Polar maps of various horns and other speakers
The plots linked below are polar maps of various horn and direct radiator geometries. A polar map is a way of showing the directional characteristics of a speaker. I first heard of it from Earl Geddes’ work. The x axis is frequency and the y axis is the angle from on-axis. The color or z data is the sound pressure level in decibels relative to 0dB. The contours are plotted through various sound pressure levels. -6dB is usually taken to be the angle of the radiation pattern, but this type of plot will show you a bit more information than that.

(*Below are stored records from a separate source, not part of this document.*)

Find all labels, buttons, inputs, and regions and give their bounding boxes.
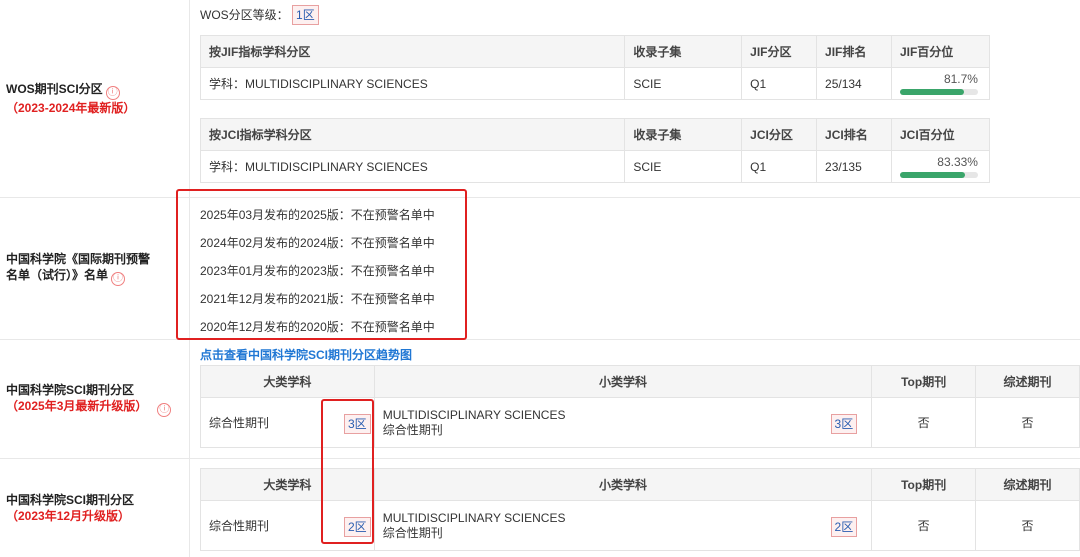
- jif-percentile-bar: [899, 89, 978, 95]
- jci-percentile-bar: [899, 172, 978, 178]
- jci-header-zone: JCI分区: [741, 118, 818, 151]
- review-value: 否: [975, 397, 1080, 448]
- minor-cell: MULTIDISCIPLINARY SCIENCES 综合性期刊 3区: [373, 397, 873, 448]
- jci-header-rank: JCI排名: [816, 118, 892, 151]
- cas-2023-label-title: 中国科学院SCI期刊分区: [6, 493, 135, 507]
- header-top: Top期刊: [871, 468, 977, 501]
- jci-table: 按JCI指标学科分区 收录子集 JCI分区 JCI排名 JCI百分位 学科：MU…: [199, 118, 991, 183]
- wos-level: WOS分区等级： 1区: [200, 5, 319, 25]
- jif-row: 学科：MULTIDISCIPLINARY SCIENCES SCIE Q1 25…: [199, 67, 991, 100]
- zone-highlight-box: [321, 399, 374, 544]
- jci-percentile: 83.33%: [937, 155, 978, 169]
- wos-section: WOS期刊SCI分区 ⓘ （2023-2024年最新版） WOS分区等级： 1区 …: [0, 0, 1080, 198]
- jif-subject: 学科：MULTIDISCIPLINARY SCIENCES: [199, 67, 626, 100]
- jif-zone: Q1: [741, 67, 818, 100]
- jci-row: 学科：MULTIDISCIPLINARY SCIENCES SCIE Q1 23…: [199, 150, 991, 183]
- wos-label-sub: （2023-2024年最新版）: [6, 101, 136, 115]
- major-subject: 综合性期刊: [209, 519, 270, 533]
- jci-zone: Q1: [741, 150, 818, 183]
- header-review: 综述期刊: [975, 468, 1080, 501]
- cas-2025-label: 中国科学院SCI期刊分区 （2025年3月最新升级版） ⓘ: [0, 340, 190, 458]
- cas-2025-label-title: 中国科学院SCI期刊分区: [6, 382, 135, 397]
- trend-chart-link[interactable]: 点击查看中国科学院SCI期刊分区趋势图: [200, 346, 412, 363]
- cas-2025-header-row: 大类学科 小类学科 Top期刊 综述期刊: [200, 365, 1080, 398]
- jci-subset: SCIE: [624, 150, 743, 183]
- jif-rank: 25/134: [816, 67, 892, 100]
- cas-2023-label: 中国科学院SCI期刊分区 （2023年12月升级版）: [0, 459, 190, 557]
- jci-header-subject: 按JCI指标学科分区: [199, 118, 626, 151]
- header-minor: 小类学科: [373, 365, 873, 398]
- header-minor: 小类学科: [373, 468, 873, 501]
- wos-level-label: WOS分区等级：: [200, 8, 289, 22]
- info-icon[interactable]: ⓘ: [111, 272, 126, 286]
- header-review: 综述期刊: [975, 365, 1080, 398]
- warning-label-title-2: 名单（试行）》名单: [6, 268, 109, 282]
- review-value: 否: [975, 500, 1080, 551]
- header-top: Top期刊: [871, 365, 977, 398]
- jci-percentile-fill: [899, 172, 965, 178]
- jif-header-subset: 收录子集: [624, 35, 743, 68]
- jif-header-subject: 按JIF指标学科分区: [199, 35, 626, 68]
- jif-header-percentile: JIF百分位: [890, 35, 991, 68]
- jif-table: 按JIF指标学科分区 收录子集 JIF分区 JIF排名 JIF百分位 学科：MU…: [199, 35, 991, 100]
- top-value: 否: [871, 500, 977, 551]
- wos-label: WOS期刊SCI分区 ⓘ （2023-2024年最新版）: [0, 0, 190, 197]
- minor-subject-cn: 综合性期刊: [382, 422, 443, 437]
- jif-header-row: 按JIF指标学科分区 收录子集 JIF分区 JIF排名 JIF百分位: [199, 35, 991, 68]
- jci-header-percentile: JCI百分位: [890, 118, 991, 151]
- info-icon[interactable]: ⓘ: [105, 86, 120, 100]
- cas-2025-section: 中国科学院SCI期刊分区 （2025年3月最新升级版） ⓘ 点击查看中国科学院SC…: [0, 340, 1080, 459]
- minor-cell: MULTIDISCIPLINARY SCIENCES 综合性期刊 2区: [373, 500, 873, 551]
- jif-percentile: 81.7%: [943, 72, 978, 86]
- minor-zone-badge: 2区: [830, 517, 858, 537]
- top-value: 否: [871, 397, 977, 448]
- wos-content: WOS分区等级： 1区 按JIF指标学科分区 收录子集 JIF分区 JIF排名 …: [190, 0, 1080, 197]
- wos-label-title: WOS期刊SCI分区: [6, 82, 103, 96]
- jci-header-row: 按JCI指标学科分区 收录子集 JCI分区 JCI排名 JCI百分位: [199, 118, 991, 151]
- jif-header-rank: JIF排名: [816, 35, 892, 68]
- warning-label: 中国科学院《国际期刊预警 名单（试行）》名单 ⓘ: [0, 198, 190, 339]
- minor-zone-badge: 3区: [830, 414, 858, 434]
- minor-subject-cn: 综合性期刊: [382, 525, 443, 540]
- wos-level-badge: 1区: [292, 5, 319, 25]
- cas-2025-label-sub: （2025年3月最新升级版）: [6, 398, 148, 413]
- jif-header-zone: JIF分区: [741, 35, 818, 68]
- warning-highlight-box: [176, 189, 467, 340]
- cas-2023-label-sub: （2023年12月升级版）: [6, 509, 131, 523]
- warning-section: 中国科学院《国际期刊预警 名单（试行）》名单 ⓘ 2025年03月发布的2025版…: [0, 198, 1080, 340]
- jci-subject: 学科：MULTIDISCIPLINARY SCIENCES: [199, 150, 626, 183]
- cas-2023-section: 中国科学院SCI期刊分区 （2023年12月升级版） 大类学科 小类学科 Top…: [0, 459, 1080, 557]
- header-major: 大类学科: [200, 365, 375, 398]
- jif-percentile-fill: [899, 89, 964, 95]
- jci-header-subset: 收录子集: [624, 118, 743, 151]
- info-icon[interactable]: ⓘ: [157, 402, 172, 417]
- jci-rank: 23/135: [816, 150, 892, 183]
- major-subject: 综合性期刊: [209, 416, 270, 430]
- jci-percentile-cell: 83.33%: [890, 150, 991, 183]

For the horns, the origin is taken to be the center of the mouth of the horn. For direct radiators, it is the center of the cone in the plane across the front of the driver’s frame. The SPL level has been normalized to be 0 dB at the point of maximum pressure at each frequency, but this is not necessarily on-axis. This has some implications in how you look at the data, but when you consider that you could equalize the on-axis response however you wanted, it is not such a big deal – you still are seeing the directional characteristics that exist. For example, on this Le Cleac'h horn the on-axis response falls off at high frequencies but there are lobes just off center that stay at the same 0dB level. In reality, you might choose to eq the on-axis response to be flat. However, there would still be lobes at those frequencies and angles, and they would be the greater in amplitude compared to the on-axis response by the amount shown in these graphs.
In cases where two horns / drivers are noted with a crossover frequency, the polar responses are actually just spliced together on the same graph - no crossover was simulated. That bit of programming is for another day. Some of the horns were also simulated with different wave shapes at the throat. This is what is meant by 'flat wave', etc. in the file names.